DIRECTOR COMPENSATION

         We pay our non-employee directors $10,000 per year, payable, at their
option, in cash or shares of our common stock. During fiscal 2002, we granted
each non-employee director an option to purchase 2,100 shares of our common
stock and expect to grant an option to purchase additional common stock to each
non-employee director during fiscal 2003. We reimburse directors for reasonable
expenses incurred in attending board or committee meetings.
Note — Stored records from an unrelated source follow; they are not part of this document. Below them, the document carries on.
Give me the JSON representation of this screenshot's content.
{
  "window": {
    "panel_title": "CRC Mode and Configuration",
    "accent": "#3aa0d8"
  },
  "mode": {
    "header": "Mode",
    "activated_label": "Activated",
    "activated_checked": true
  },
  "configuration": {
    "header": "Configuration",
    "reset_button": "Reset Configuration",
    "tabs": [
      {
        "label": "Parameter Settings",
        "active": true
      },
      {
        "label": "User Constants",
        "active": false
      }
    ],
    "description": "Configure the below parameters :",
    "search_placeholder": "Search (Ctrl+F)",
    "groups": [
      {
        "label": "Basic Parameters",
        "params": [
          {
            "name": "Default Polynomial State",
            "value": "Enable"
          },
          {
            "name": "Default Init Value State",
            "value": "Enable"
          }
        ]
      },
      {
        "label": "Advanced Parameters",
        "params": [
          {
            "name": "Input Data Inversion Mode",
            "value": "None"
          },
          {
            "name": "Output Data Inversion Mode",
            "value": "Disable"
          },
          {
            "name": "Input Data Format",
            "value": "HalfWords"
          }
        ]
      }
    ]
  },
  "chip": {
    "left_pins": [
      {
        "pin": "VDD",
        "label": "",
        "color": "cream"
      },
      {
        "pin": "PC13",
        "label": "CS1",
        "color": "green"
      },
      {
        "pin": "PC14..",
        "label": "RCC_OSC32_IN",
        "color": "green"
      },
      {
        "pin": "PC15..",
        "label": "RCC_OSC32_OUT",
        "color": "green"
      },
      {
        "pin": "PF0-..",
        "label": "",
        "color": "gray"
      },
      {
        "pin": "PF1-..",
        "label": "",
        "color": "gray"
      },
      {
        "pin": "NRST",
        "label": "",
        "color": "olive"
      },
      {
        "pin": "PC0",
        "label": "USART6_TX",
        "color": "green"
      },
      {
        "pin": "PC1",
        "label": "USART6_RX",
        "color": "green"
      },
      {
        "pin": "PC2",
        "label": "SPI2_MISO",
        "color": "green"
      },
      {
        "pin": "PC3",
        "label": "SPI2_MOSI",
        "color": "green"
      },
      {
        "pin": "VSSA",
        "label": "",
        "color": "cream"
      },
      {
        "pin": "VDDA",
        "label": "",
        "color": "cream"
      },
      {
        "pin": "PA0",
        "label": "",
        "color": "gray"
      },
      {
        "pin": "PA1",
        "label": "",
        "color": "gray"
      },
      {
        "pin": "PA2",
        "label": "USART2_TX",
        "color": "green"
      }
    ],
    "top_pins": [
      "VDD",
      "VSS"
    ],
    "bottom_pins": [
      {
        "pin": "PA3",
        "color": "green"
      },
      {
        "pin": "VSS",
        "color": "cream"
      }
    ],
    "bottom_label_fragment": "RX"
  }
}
                                      -12-


EQUITY COMPENSATION PLAN INFORMATION

         The following table sets forth information about our equity
compensation plans as of June 30, 2002:




                                                                                               NUMBER OF SECURITIES
                                NUMBER OF SECURITIES TO            WEIGHTED-AVERAGE          REMAINING AVAILABLE FOR
                                BE ISSUED UPON EXERCISE           EXERCISE PRICE OF              FUTURE ISSUANCE
                                OF OUTSTANDING OPTIONS,          OUTSTANDING OPTIONS,             UNDER EQUITY
        PLAN CATEGORY             WARRANTS AND RIGHTS            WARRANTS AND RIGHTS            COMPENSATION PLANS
        -------------           -----------------------          -------------------         -----------------------
                                                                                               
Equity compensation plans
approved by security holders.            3,063,314                     $15.02                           2,056,680 (a)
Equity compensation plans
not approved by security
holders......................                   --                         --                                  -- (b)
                               ---------------------------      -----------------------      --------------------
  Total......................            3,063,314                     $15.02                           2,056,680
                               ===========================      =======================      ====================


- ----------
(a)      Includes 500,000 shares available for issuance under our 2001 Employee
         Stock Purchase Plan. The number of shares reserved for issuance under
         the purchase plan is subject to an annual increase on the first day of
         each fiscal year equal to the lowest of 750,000 shares, 2.5% of our
         outstanding stock on that date or such lesser amount as may be
         determined by our board of directors.
(b)      Does not include shares that we may issue to non-employee directors in
         the future (as described above under "-- Director Compensation," we pay
         our non-employee directors $10,000 per year, payable, at their option,
         in cash or stock).

EMPLOYMENT ARRANGEMENTS

         We have entered into the following employment agreements with our Chief
Executive Officer and the other executive officers named in the Summary
Compensation Table above:

         o    our employment agreement with Mr. Effress that provides him with a
              base salary of $275,000, subject to increase by the compensation
              and benefits committee, and a bonus opportunity of at least 100%
              of his base salary at target performance;

         o    our employment agreement with Mr. Caffarelli that provides him
              with a base salary of $225,000, subject to increase by the
              compensation and benefits committee, and a bonus opportunity of at
              least 50% of his base salary at target performance;

         o    our employment agreement with Mr. Croteau that provides him with a
              base salary of $225,000, subject to increase by the compensation
              and benefits committee, and a bonus opportunity of at least 50% of
              his base salary at target performance;

         o    our employment agreement with Mr. Drill that provides him with a
              base salary of $225,000, subject to increase by the compensation
              and benefits committee, and a bonus opportunity of at least 50% of
              his base salary at target performance; and

         o    our employment agreement with Mr. McWhorter that provides him with
              a base salary of $225,000, subject to increase by the compensation
              and benefits committee, and a bonus opportunity of at least 50% of
              his base salary at target performance.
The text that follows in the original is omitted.